Webmaster’s Note: Listen to Carrot Top tell the Nexus “Go fuck yourself.”

Special thanks to Keith Rozendal and KCSB for their help.

In which your Artsweek heroes sap a 33-year-old prop comic’s will to live, he tells us to go fuck ourselves and cancels his Santa Barbara performance. According to Scott “Carrot Top” Thompson’s PR flack, Stacie, we’ll “never work in journalism again.”

Q: Now, I’ve gotta tell you, just to get over my own nervousness, the last guy I interviewed for our arts magazine, uh, died.

A: He died?

Q: Pretty soon after, yeah.

A: Well, uh, who was that?

Q: Douglas Adams.

A: What happened to him.

Q: Croaked. Had a heart attack at the gym.

A: And you know, I was going to go to the gym after this. So that’s out, no more working out.

Q: Oh come on, it would lend some poignancy to my interview.

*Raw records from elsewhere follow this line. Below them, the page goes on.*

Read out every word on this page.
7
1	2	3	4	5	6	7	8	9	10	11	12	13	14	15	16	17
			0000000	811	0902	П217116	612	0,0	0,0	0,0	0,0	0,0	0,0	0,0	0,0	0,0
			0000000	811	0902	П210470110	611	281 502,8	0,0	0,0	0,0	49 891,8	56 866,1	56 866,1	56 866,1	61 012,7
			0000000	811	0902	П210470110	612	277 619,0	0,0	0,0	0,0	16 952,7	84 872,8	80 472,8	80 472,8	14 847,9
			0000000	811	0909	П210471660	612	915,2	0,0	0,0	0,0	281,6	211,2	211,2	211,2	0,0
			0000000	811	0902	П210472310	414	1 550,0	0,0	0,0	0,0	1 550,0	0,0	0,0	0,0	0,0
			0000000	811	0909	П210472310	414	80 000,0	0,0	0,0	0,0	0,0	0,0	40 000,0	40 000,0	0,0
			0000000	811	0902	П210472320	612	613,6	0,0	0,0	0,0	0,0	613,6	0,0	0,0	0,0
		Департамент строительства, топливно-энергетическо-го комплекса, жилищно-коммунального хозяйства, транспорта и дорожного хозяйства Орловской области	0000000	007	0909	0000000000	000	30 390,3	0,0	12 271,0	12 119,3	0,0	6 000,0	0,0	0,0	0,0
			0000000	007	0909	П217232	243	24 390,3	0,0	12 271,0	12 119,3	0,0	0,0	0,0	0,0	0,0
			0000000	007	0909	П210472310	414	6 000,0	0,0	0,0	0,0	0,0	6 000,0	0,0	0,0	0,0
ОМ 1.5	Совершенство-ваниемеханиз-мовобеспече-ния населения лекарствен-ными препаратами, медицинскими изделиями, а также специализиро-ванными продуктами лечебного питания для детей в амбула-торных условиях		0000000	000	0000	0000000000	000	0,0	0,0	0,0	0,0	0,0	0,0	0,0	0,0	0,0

A: God almighty, well thanks, I’ll drive safely today. Take my time, be aware.

Q: What are you bringing to Santa Barbara?

A: A bunch of hate mail covered in Anthrax.

Q: Oh. Good.

Q: Describe the set.

A: It’s like a big rock ‘n’ roll kinda look, it’s very metal-like. I was just telling a guy it’s like Kiss. People always say my show’s rock ‘n’ roll-like so I thought maybe we’ll make the set look rock ‘n’ roll. Right now, with all the metal and stuff it looks like Kiss meets Carrot Top.

Q: Are you going to try and attract any of Kiss’s groupies?

A: Well, hell yeah. Those groupies put out and you want to attract any kind of groupies that’re, you know, a little rad. Carrot Top groupies aren’t quite the same as Kiss groupies.

Q: Now, I’m guessing the AT&T commercials are, shall we say, good to you?

A: Oh yeah! Anything that gives you exposure like that is great. They’ve tested well and people seem to like ’em, otherwise we wouldn’t be doing more. But yeah, it’s always good. Any kind of exposure is good.

Q: So, you’ve been on the road for –

A: And it’s a good company. AT&T is a good company.

Q: Okay.A: So how long have I been on the road?

Q: Yeah.

A: Like 10 years maybe.

Q: Getting back to the commercial, it seems like the last two or three of ’em have all ended with you getting hit in the stomach or the crotch –

A: I don’t think I was hit in the crotch. I was hit in the shin.

Q: Okay.

A: Only one I was hit in the shin. I think the girl, yeah, kicks me in the end.

Q: A friend of mine describes that as wish fulfillment after watching the commercial.

A: Ho-what?

Q: Wish fulfillment.

A: What is that?

Q: Uh, for the audience.

A: Yeah… [pause] Well, what’d he mean?

Q: Uh, I don’t think he’s ever been a fan.

A: Yeah, see, see, that’s the whole deal. You get in this business and everybody isn’t going to dig. Think about it, there’s music, there’re people that don’t like music, there’re people that hate comics and they just hate people in general.


Q: Okay. Yeah, when I said I was doing the interview with you there were some negative reactions around the office.

A: Well, you know what, you’re always going to get that and you can tell ’em all to go fuck themselves, I don’t care. You’re not going to please everybody.

Q: So –

A: And you got that on recording, too? Good.

Q: Yes –

A: Good, let me tell ’em again, you can all go fuck yourselves. It doesn’t matter. Anytime somebody gives me shit it’s like, ‘Alright, whatever.’ You gotta just do what you do. People aren’t going to dig you, that’s a given. So, who cares?

Q: So where do you see yourself in 10 years?

A: Well, who knows? Hopefully still doing really stupid commercials that piss people off, hopefully, ’cause that would be great. It’d be fun to be like Cosby and do Jell-O. I don’t know, just do my act and do what I’ve been doing.

Q: Alright, well, I think that’ll do it –

A: Boy, that was great, thanks for cheering my day up, really.